Genus-level microbiota analysis identified the top 15 most significantly altered taxa (p < 0.05) (Figures 3G, H). Correlation heatmap analysis revealed significant associations between gut microbiota composition and levels of inflammatory factors (TNF-α, IL-1β and IL-6), oxidative regulators (SOD, GSH, MDA and T-AOC), and senescence biomarkers (P21 and P53) (r < |0.6|, Figure 3I). Specifically, GSPM treatment increased Lactobacillus abundance, which was negatively correlated with levels of inflammatory factors, MDA, Aβ1-42, p-Tau, and senescence biomarkers (P21 and P53) and positively correlated with p-AMPK signaling. Moreover, the abundances of Oscillibacter, Roseburia, Colidextribacter, Helicobacter, Odoribacter, and Lachnospiraceae were reduced upon GSPM treatment. Among them, Oscillibacter was negatively correlated with levels of SOD, GSH, T-AOC and SIRT1; Colidextribacter was positively correlated with levels of Aβ1-42 and TNF-α and negatively correlated with SIRT1; Helicobacter was positively correlated with levels of IL-1β, IL-6, Aβ1-40 and negatively correlated with SIRT1 and p-AMPK/AMPK; Odoribacter was positively correlated with inflammatory factors, oxidative regulators, senescence biomarkers and Aβ1-40, Aβ1-42, and p-Tau and negatively correlated with SIRT1 and p-AMPK/AMPK. These data indicated that gut microbiota is closely correlated with inflammation, oxidative response, and AMPK-SIRT1 signaling pathway.

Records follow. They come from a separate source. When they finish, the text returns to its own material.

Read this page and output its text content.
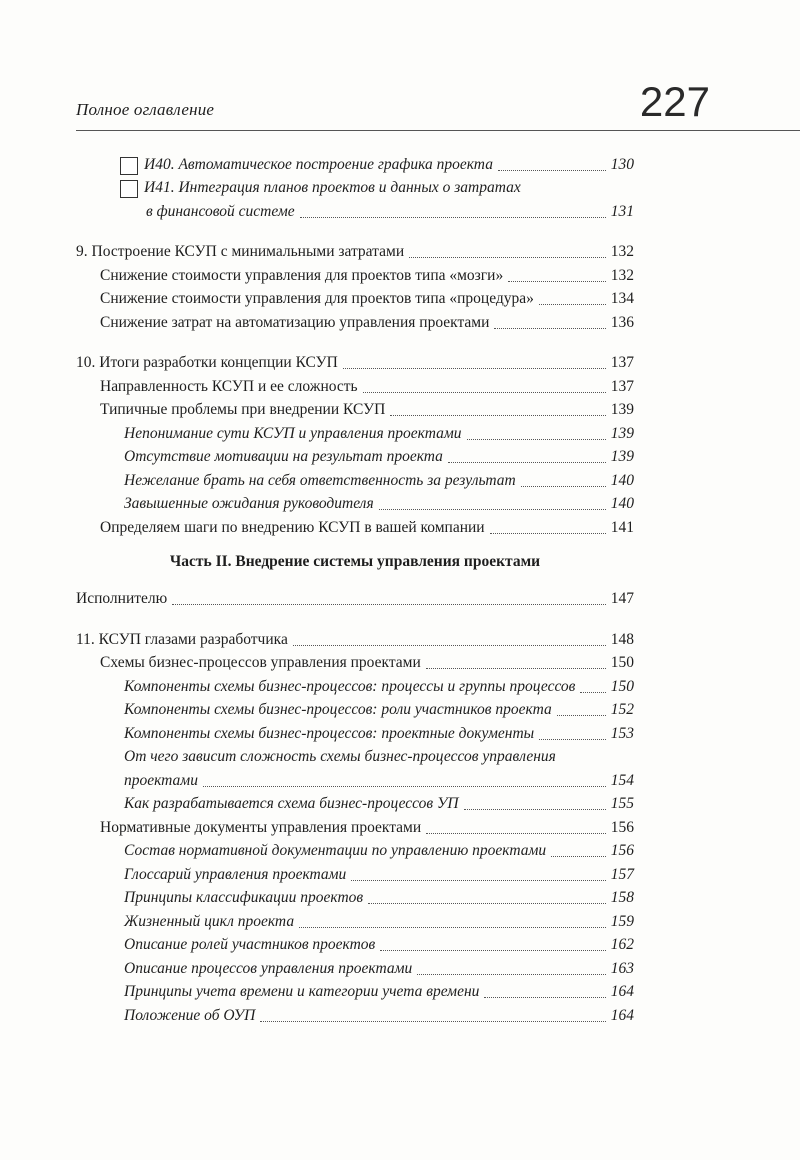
Полное оглавление	227
И40. Автоматическое построение графика проекта	130
И41. Интеграция планов проектов и данных о затратах
в финансовой системе	131
9. Построение КСУП с минимальными затратами	132
Снижение стоимости управления для проектов типа «мозги»	132
Снижение стоимости управления для проектов типа «процедура»	134
Снижение затрат на автоматизацию управления проектами	136
10. Итоги разработки концепции КСУП	137
Направленность КСУП и ее сложность	137
Типичные проблемы при внедрении КСУП	139
Непонимание сути КСУП и управления проектами	139
Отсутствие мотивации на результат проекта	139
Нежелание брать на себя ответственность за результат	140
Завышенные ожидания руководителя	140
Определяем шаги по внедрению КСУП в вашей компании	141
Часть II. Внедрение системы управления проектами
Исполнителю	147
11. КСУП глазами разработчика	148
Схемы бизнес-процессов управления проектами	150
Компоненты схемы бизнес-процессов: процессы и группы процессов 150
Компоненты схемы бизнес-процессов: роли участников проекта	152
Компоненты схемы бизнес-процессов: проектные документы	153
От чего зависит сложность схемы бизнес-процессов управления
проектами	154
Как разрабатывается схема бизнес-процессов УП	155
Нормативные документы управления проектами	156
Состав нормативной документации по управлению проектами	156
Глоссарий управления проектами	157
Принципы классификации проектов	158
Жизненный цикл проекта	159
Описание ролей участников проектов	162
Описание процессов управления проектами	163
Принципы учета времени и категории учета времени	164
Положение об ОУП	164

To assess the protective effects of GSPM, we established an in vitro model using Aβ1-42-stimulated mouse hippocampal neurons HT22. As shown in Figure 4A, compared with the model group, GSPM treatment significantly increased the cell viability of HT22 cells in a dose-dependent manner. Additionally, GSPM treatment reduced cell apoptosis, as evidenced by increased Bcl-2 levels and decreased Bax and cleaved caspase-3 levels (Figures 4B, C). We next analyzed the expression of oxidative stress-related factors and inflammatory cytokines. As shown in Figure 5A, SOD activity and GSH levels were significantly reduced in the model group relative to the control group, while GSPM treatment dose-dependently restored these levels. Furthermore, GSPM treatment notably decreased the production, mRNA, and protein expression levels of pro-inflammatory cytokines TNF-α, IL-1β, and IL-6 when compared to the model group (Figures 5B–D).

Figure 4. GSPM alleviates neuron death in vitro. HT22 cells were stimulated with Aβ1-42 and treated with GSPM at low and high doses. (A) Cell viability and (B) apoptosis were detected by CCK-8 and flow cytometry, respectively. (C) Protein levels of Bcl-2, Bax, cleaved-caspase 3, and caspase 3 were measured by Western blotting. *p < 0.05, **p < 0.01, ***p < 0.001 vs. SAMR1 group; #p < 0.05, ##p < 0.01, ###p < 0.001 vs. SAMP8 group.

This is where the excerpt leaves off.